Ayinesi iştir kişinin lafa bakılmaz.
"Ben milliyim veya benim arkadaşımdır biliyorum, millidir" demekle milli olunmaz.
O zaman nasıl anlayacağız?
Yaptığı icraata bakacağız
Şimdi 8 aylık hükümetteki icraata ve seçim bildirgesine bakalım.
1- Crans Montana’dan beridir en az on kez manşet attık, Türkiye ve KKTC'de Kıbrıs sevdalıları hep birlikte dedik ki MECLİSTEN federasyon görüşmelerine son veren AKINCININ verdiği taviz haritasını ve tavizleri geçersiz ilan eden, Guterres belgesini reddeden bundan sonra ancak iki devletli çözüm zemininde ve iki devletli çözüm hedefiyle görüşme yapılacağını içeren bir karar çıkarın. Üzerinde bile durulmadı. Ve bugün seçim bildirgesine "sonuç odaklı ve ucu açık olmayan" federasyon görüşmelerine devam edileceği, "kuzeyde sarih mülkiyet ve nüfus çoğunluğunun olacağı" ( yani içimize Rumlar gelip yerleşecek ve mülk de alacaklar) , hedefi AB üyeliği olan bir çözüme hazır olunduğu ve bütün çözüm modellerine açık olunduğu yazıldı. Sn Tatar Bu yönde konuşmalar yapmaya başladı. Siz arkadaşınız diye gör duy konuşma stratejisi izleyebilirsiniz ancak KKTC nin bağımsız ve egemen bir devlet olarak yaşamasını savunan hiç kimsenin bu konuda 3 maymunu oynama hakkı yok. Seçim bildirgesine Federasyonu koyanlara göz yumma hakkımız yok. Akıncı ve Erhürman da aynı şeyi söylüyor. O zaman fark ne? Lafta mı? O zaman arkadaşınıza söyleyin bu bildirgeyi değişsin. Siyaset programlar üzerinden yapılır, bildirgesini yok sayamayız. Samimi ise Değişmek Çok mu zor?

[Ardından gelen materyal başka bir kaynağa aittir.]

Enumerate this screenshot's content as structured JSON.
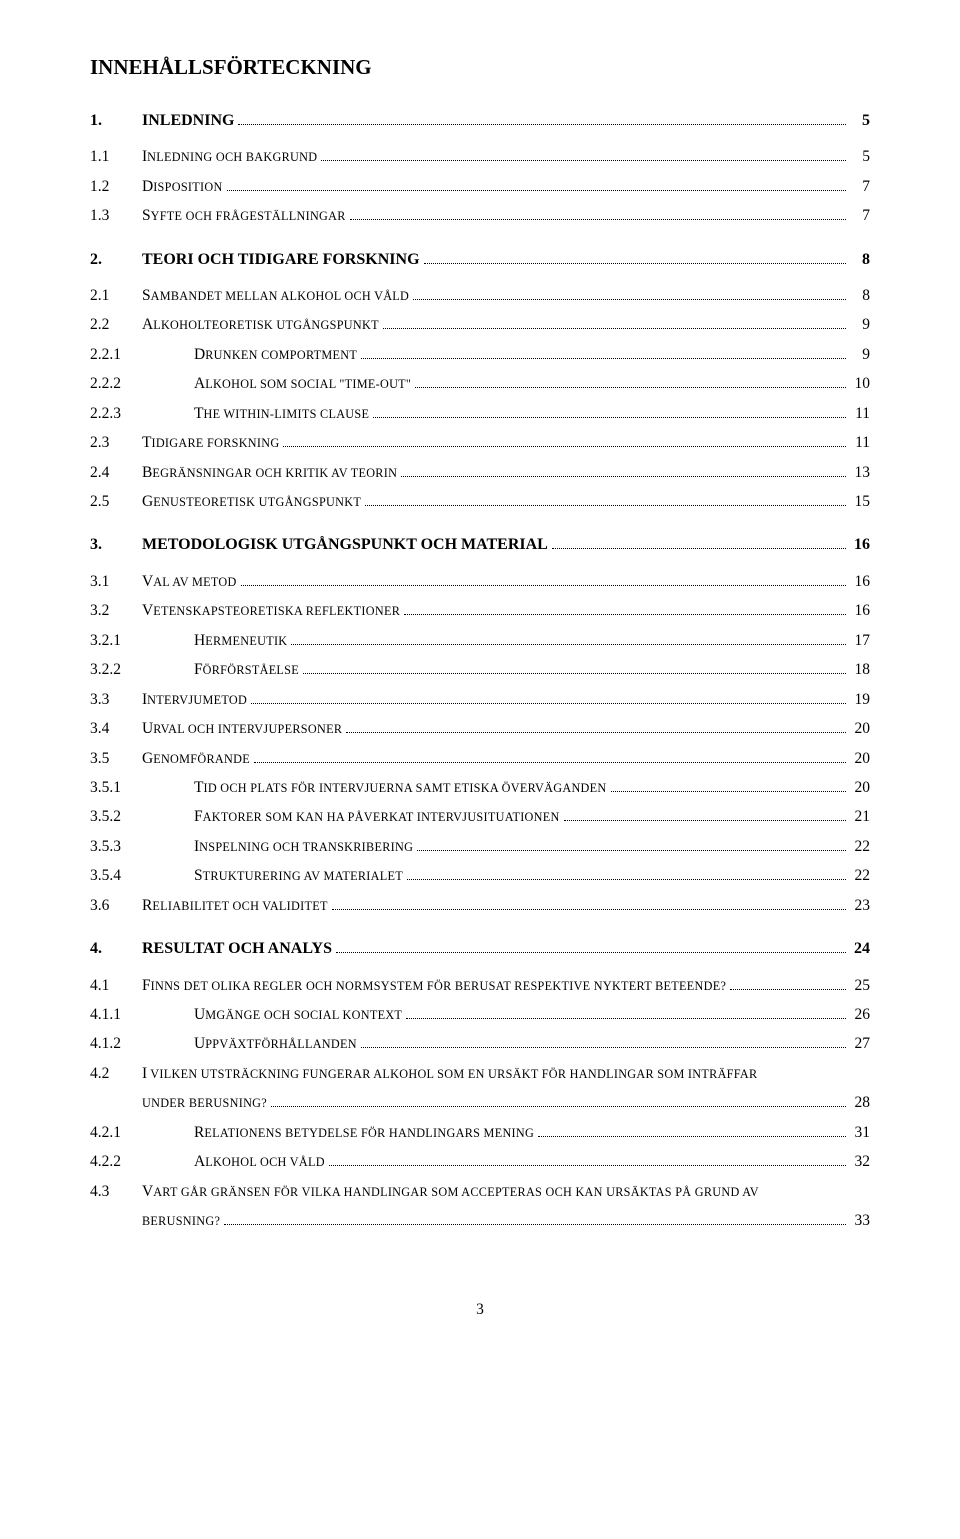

2-Dedik ki AKEL KKTC nin altını oyuyor. 5 KOL FAALİYETLERİ doruğa çıktı. Türkiyeli - Kıbrıslı çatışması yaratılması çabaları ve, Türkiye düşmanlığı doruğa çıktı. Devleti koruyucu yasaları çıkarın. En az 10 kez manşet attık bu konuda. Bir tek önerge bile hazırlanması. Çok mu zordu?

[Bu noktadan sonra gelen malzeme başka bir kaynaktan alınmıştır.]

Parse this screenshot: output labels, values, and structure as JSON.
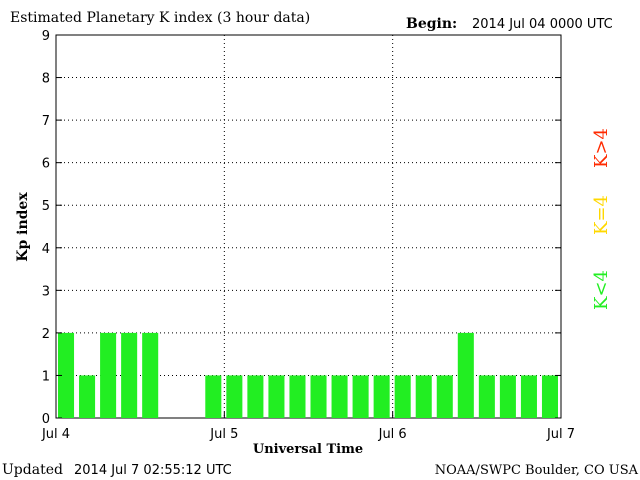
{
  "header": {
    "title": "Estimated Planetary K index (3 hour data)",
    "begin_label": "Begin:",
    "begin_value": "2014 Jul 04 0000 UTC"
  },
  "footer": {
    "updated_label": "Updated",
    "updated_value": "2014 Jul  7 02:55:12 UTC",
    "source": "NOAA/SWPC Boulder, CO USA"
  },
  "legend": [
    {
      "label": "K>4",
      "color": "#ff2a00"
    },
    {
      "label": "K=4",
      "color": "#ffd800"
    },
    {
      "label": "K<4",
      "color": "#22ee22"
    }
  ],
  "chart_data": {
    "type": "bar",
    "xlabel": "Universal Time",
    "ylabel": "Kp index",
    "ylim": [
      0,
      9
    ],
    "yticks": [
      "0",
      "1",
      "2",
      "3",
      "4",
      "5",
      "6",
      "7",
      "8",
      "9"
    ],
    "xticks": [
      "Jul 4",
      "Jul 5",
      "Jul 6",
      "Jul 7"
    ],
    "grid": true,
    "bar_color": "#22ee22",
    "values": [
      2,
      1,
      2,
      2,
      2,
      null,
      null,
      1,
      1,
      1,
      1,
      1,
      1,
      1,
      1,
      1,
      1,
      1,
      1,
      2,
      1,
      1,
      1,
      1
    ]
  }
}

3=Dedik ki 5.Kol faaliyeti yapan AKEL altımızı oyuyor. Rum milletvekili Kızılyürek KKTC de irtibat ofisi açtı. Dernek kurdu 105 örgütü bir çatı altında topladı, Türkiyeyi hedef gösteren manifesto yayınladı. Sokağa inme ve Türkiyeye karşı ayaklanma hazırlığı yapıyorlar. Türkiyeyi AP a şikayet etti, AB den yardım istedi. KKTC' vatandaşlığından çıkarın, ülkeye girişini yasaklayın, irtibat ofisini derneğini ve KKTC de siyasi faaliyet yapmasını yasaklayın. Halk ayağa kalktı, binlerce protesto yorumu yapıldı. Halkın talebini ciddiye alın . Ne oldu. Hiç. Seyretmeye devam
4-dedik ki Sözde öğretmen KTÖS genel sekreteri Şener Elcil Türkiyeyi "işgalci, istilacı ve Kıbrıs Türklerine soykırım uygulamakla" suçlayan TV konuşmaları yaptı. Halkta kıyamet koptu. Öğretmenlikten atılsın, hakkında dava açılsın, devletten maaşlı profesyonel sendikacı hakkı iptal edilsin. Hiç olmazsa bir disiplin cezası verilsin. Onlarca manşet artık. Ne oldu? Hiç. Elcil döndü Başbakana gazetesine ve Volkana hakaret davası açtı
5-Kanal T başbakanın kurduğu ve sahibi olduğu bir TV. Ne var ki yıllardır, bu kanaldan Kıbrıs Türk Halkına Türkiye ve KKTC düşmanlığı aşılamak için yoğun bir psikolojik harekat ve beyin yıkama operasyonu uygulanıyor. En azından 20 yıla yakındır bunu eleştiriyoruz.. milliyetçi kuruluşlara düzeltileceğine dair defalarca söz verilmesine karşın bir türlü bu sözler tutulmadı. Hala bu seçim döneminde bile her gün Anavatan Türkiye'ye ve KKTC ye karşı en aşağılık hakaret ve saldırılar yapılıyor.. Sorarım niye düzeltilmiyor?
Niye bunlar yapılıyor?
Nİye HALKIN ve mukavemetçi örgütlerin tepki ve taleplerine kulak tıkanıyor?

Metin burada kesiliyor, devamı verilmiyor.